The brain is not the only organ to produce and contain beta-amyloid (one of the main Alzheimer’s proteins). The pancreas is also able to produce beta-amyloid, and is usually released alongside insulin. The toxic effects of beta-amyloid in the pancreas leads to the progressive disruption of glucose regulation in T2DM. This increase in amyloid is probably more frequent in patients with Alzheimer’s and T2DM, and not solely T2DM patients. Pancreatic amyloid does not seem to have an impact on overall cerebral amyloid levels. However, in those patients where cerebral amyloid was higher, this seems to correlate with T2DM disease onset and duration. Clearly, this relationship needs further investigation.
Finally, inflammation is often seen in obese patients, T2DM patients, as well as Alzheimer’s patients. The presence of inflammation due to T2DM and/or obesity/cardiovascular disease may in part be attributable to brain inflammation. Patients with higher inflammation tend to exhibit more cognitive deficits compared to those with lower inflammation in both the body and the brain. Animal models fed a high-fat diet tend to show marked increases in inflammation (as seen by gliosis; reactive astrocytes, and reactive microglia), within cortical and hypothalamic regions. Targeting obesity, metabolic disorders and T2DM may reduce systemic and cerebral inflammation, potentially reducing the severity of cognitive impairment in Alzheimer’s.
Treatments for Alzheimer’s Using Antidiabetic Drugs
Metformin is a commonly used drug to manage and treat T2DM. A recent clinical trial involving metformin against a placebo showed that metformin can improve cognitive deficits, such as learning and memory over a course of a couple of months. The cognitive improvements were also associated with improved brain metabolism in the frontal cortex, which is typically reduced in patients with Alzheimer’s.
Intranasal insulin is another trialed therapy in the treatment of Alzheimer’s. Compared to the placebo group, Alzheimer’s patients that were administered insulin through the nose on a daily basis showed a great improvement in memory and attention within 3 weeks. The downsides of this therapy strategy was that some patients reported headaches and nosebleeds.
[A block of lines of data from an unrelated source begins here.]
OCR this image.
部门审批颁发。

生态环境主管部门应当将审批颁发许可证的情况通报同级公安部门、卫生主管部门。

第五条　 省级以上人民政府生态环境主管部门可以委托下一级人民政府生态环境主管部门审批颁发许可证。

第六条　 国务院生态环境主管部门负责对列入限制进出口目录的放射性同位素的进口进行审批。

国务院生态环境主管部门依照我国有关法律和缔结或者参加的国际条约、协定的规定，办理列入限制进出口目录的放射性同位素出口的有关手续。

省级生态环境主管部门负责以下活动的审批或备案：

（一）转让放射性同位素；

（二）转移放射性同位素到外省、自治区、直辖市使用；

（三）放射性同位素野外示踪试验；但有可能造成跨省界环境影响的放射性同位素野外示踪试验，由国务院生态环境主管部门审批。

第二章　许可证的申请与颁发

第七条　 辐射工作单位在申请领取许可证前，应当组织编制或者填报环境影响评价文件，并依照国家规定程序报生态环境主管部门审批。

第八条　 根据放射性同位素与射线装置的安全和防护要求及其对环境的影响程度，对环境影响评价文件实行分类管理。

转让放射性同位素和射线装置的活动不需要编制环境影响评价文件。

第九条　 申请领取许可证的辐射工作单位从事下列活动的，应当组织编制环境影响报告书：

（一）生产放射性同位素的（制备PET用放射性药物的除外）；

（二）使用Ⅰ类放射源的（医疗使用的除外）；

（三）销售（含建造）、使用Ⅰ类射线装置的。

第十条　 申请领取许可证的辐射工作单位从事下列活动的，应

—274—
This therapy was particularly promising in Alzheimer’s patients with the ApoE4 allele – the most common genetic risk factors for Alzheimer’s.
In summary, whilst T2DM and Alzheimer’s disease are two distinct diseases, recent evidence has suggested common pathological mechanisms, which crossover between the two diseases, including T2DM being a risk factor for other dementias too. Furthermore, some antidiabetic drugs have shown to work to improve cognitive decline in Alzheimer’s patients. At this stage, more work needs to be done in improving our understanding of the mechanisms involved in both diseases, as well as therapies for the future.